Les classes dominantes aux multiples réseaux orchestrent cet effondrement. Ce second collapsus social universel ne résulte ni du hasard ni d'une fatalité contemporaine, mais il s’agit d'une stratégie délibérée. Elle a pour objet le développement d'une barbarie nouvelle, évidée de ressources culturelles, morales et spirituelles, sans repère stable, dont le seul but est d’asservir les peuples par la terreur de la manière la plus efficace. Ces masses déstructurées moralement constituent des armées au service d’intérêts spécifiques des puissants – le retour des barbares, des sauvageons. Les « chiens de fer », les « tontons macoutes » modernes, autant d’instruments de terreur conçus pour briser toutes les formes de résistance.[note : Ce qui explique l’impuissance organisée à arrêter les réseaux de trafiquants de toutes sortes et autres mafia.] Ainsi se vérifie la parole prophétique : quand le peuple de Dieu abandonne la sainteté, les élites l'exploitent et le manipulent pour mieux l'asservir.

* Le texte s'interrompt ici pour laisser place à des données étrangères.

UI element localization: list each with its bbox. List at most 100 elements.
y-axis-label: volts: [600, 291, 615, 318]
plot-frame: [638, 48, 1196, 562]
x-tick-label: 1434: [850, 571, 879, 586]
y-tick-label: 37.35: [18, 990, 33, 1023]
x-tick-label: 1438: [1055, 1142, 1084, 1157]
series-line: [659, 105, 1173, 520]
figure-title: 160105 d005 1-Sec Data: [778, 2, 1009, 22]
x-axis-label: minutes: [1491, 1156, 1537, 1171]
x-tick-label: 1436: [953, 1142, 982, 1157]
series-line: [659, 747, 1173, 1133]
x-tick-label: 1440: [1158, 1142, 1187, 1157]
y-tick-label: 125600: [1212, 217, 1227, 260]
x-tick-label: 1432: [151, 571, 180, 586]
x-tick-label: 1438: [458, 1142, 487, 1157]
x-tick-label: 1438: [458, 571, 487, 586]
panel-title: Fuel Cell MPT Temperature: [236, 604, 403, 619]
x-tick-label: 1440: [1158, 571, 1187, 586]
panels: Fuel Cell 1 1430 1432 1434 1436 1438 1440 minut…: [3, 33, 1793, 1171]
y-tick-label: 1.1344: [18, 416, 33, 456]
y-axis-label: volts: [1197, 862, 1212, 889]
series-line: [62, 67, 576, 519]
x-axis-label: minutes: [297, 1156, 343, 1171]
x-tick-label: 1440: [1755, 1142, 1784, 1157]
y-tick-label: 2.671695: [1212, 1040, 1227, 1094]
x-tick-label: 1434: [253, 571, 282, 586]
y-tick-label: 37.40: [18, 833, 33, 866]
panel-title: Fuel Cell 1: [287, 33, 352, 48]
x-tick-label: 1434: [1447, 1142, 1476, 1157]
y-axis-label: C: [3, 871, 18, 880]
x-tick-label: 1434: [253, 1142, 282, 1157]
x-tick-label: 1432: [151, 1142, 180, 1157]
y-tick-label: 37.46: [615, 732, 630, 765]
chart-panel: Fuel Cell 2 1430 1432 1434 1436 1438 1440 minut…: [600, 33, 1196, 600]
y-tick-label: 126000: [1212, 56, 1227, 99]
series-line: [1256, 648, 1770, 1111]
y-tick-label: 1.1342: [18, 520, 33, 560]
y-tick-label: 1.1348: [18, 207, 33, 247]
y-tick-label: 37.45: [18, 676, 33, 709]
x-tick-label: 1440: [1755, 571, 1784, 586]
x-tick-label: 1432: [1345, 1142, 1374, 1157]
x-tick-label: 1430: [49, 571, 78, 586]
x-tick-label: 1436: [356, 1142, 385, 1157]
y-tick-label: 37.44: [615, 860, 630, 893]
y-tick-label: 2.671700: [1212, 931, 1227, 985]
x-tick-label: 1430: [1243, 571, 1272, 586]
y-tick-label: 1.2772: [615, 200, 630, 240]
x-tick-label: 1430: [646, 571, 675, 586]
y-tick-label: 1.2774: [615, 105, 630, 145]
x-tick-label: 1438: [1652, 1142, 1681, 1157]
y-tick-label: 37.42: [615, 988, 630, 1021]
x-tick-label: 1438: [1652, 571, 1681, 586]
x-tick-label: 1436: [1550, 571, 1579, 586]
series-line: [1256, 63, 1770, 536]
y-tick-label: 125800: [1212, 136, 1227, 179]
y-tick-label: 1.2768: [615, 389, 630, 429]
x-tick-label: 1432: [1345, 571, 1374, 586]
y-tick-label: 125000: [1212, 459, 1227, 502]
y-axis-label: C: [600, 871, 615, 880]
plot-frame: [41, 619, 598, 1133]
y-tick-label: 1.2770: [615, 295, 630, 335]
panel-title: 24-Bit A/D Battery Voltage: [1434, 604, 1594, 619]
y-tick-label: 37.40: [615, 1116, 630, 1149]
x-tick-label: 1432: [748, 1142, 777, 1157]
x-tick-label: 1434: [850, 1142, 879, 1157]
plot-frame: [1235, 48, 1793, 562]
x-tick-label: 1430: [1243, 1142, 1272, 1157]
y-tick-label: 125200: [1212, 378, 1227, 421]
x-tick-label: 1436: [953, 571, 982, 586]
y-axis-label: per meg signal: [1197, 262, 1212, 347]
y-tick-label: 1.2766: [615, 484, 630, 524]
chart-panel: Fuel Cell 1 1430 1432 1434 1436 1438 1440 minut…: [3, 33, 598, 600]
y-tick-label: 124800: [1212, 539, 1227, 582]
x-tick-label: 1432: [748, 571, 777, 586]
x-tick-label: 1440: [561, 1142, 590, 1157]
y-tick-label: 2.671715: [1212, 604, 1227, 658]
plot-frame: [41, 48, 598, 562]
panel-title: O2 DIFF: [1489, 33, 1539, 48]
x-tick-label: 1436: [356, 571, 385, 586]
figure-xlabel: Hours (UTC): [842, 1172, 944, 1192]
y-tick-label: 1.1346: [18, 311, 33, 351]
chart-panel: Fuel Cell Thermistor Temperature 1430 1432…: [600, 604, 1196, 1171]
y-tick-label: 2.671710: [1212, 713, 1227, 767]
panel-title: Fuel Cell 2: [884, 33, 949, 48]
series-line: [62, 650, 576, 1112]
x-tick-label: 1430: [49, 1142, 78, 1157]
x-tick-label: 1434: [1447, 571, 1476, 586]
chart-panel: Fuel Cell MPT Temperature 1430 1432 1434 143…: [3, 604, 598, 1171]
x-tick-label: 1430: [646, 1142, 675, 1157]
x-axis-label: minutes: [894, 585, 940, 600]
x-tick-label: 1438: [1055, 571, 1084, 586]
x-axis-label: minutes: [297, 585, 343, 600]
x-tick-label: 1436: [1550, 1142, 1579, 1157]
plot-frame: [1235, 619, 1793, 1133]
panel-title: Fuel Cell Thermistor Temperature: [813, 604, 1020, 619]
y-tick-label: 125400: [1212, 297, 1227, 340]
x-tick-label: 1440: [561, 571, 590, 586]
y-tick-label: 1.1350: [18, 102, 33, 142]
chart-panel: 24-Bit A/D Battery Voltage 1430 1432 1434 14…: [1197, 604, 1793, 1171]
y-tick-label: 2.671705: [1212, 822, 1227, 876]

Ce processus annonce un temps d'épreuves où la lutte ne se limite pas uniquement aux dimensions sociales ou politiques. Elle est surtout surnaturelle : il s'agit d'un combat eschatologique entre la Cité de Dieu et la cité des hommes rebelles.
Depuis les Lumières et les encyclopédistes avec leur révolution de 1789, les générations ne sont plus traitées comme les héritières de la civilisation chrétienne. Elles sont organisées en troupeaux de bestiaux façonnés pour servir le projet d’une caste corrompue asservie aux puissances des anges déchus. Ces élites sont des maquignons cyniques, ombrageux dans leur dépravation, et farouches quant à la préservation de leur domination. Elles s'efforcent de maintenir les peuples à un niveau ne dépassant guère celui des veaux destinés à l'abattoir. Elles n'ont d'autre horizon que la domination, sans plus aucun souci du bien commun.
Le législateur, complice et serviteur de ses maîtres, n’a cessé de donner au mal une façade légale, transformant l’horreur en norme, le crime en droit, la monstruosité en habitude culturelle. La complexe et tumultueuse dynamique des arts, des lettres, des médias, ainsi que de la pseudo-religion progressiste ou celle des conservateurs ultras, intégristes. Un projet coécrit façonnant les consciences, programmant une apostasie universelle. Un chemin devenu séduisant et presque inévitable pour un grand nombre qui, à l’intérieur de l’Église, a pris un élan irréversible depuis le non regretté évêque de Rome, François. L'évêque de l'effroi.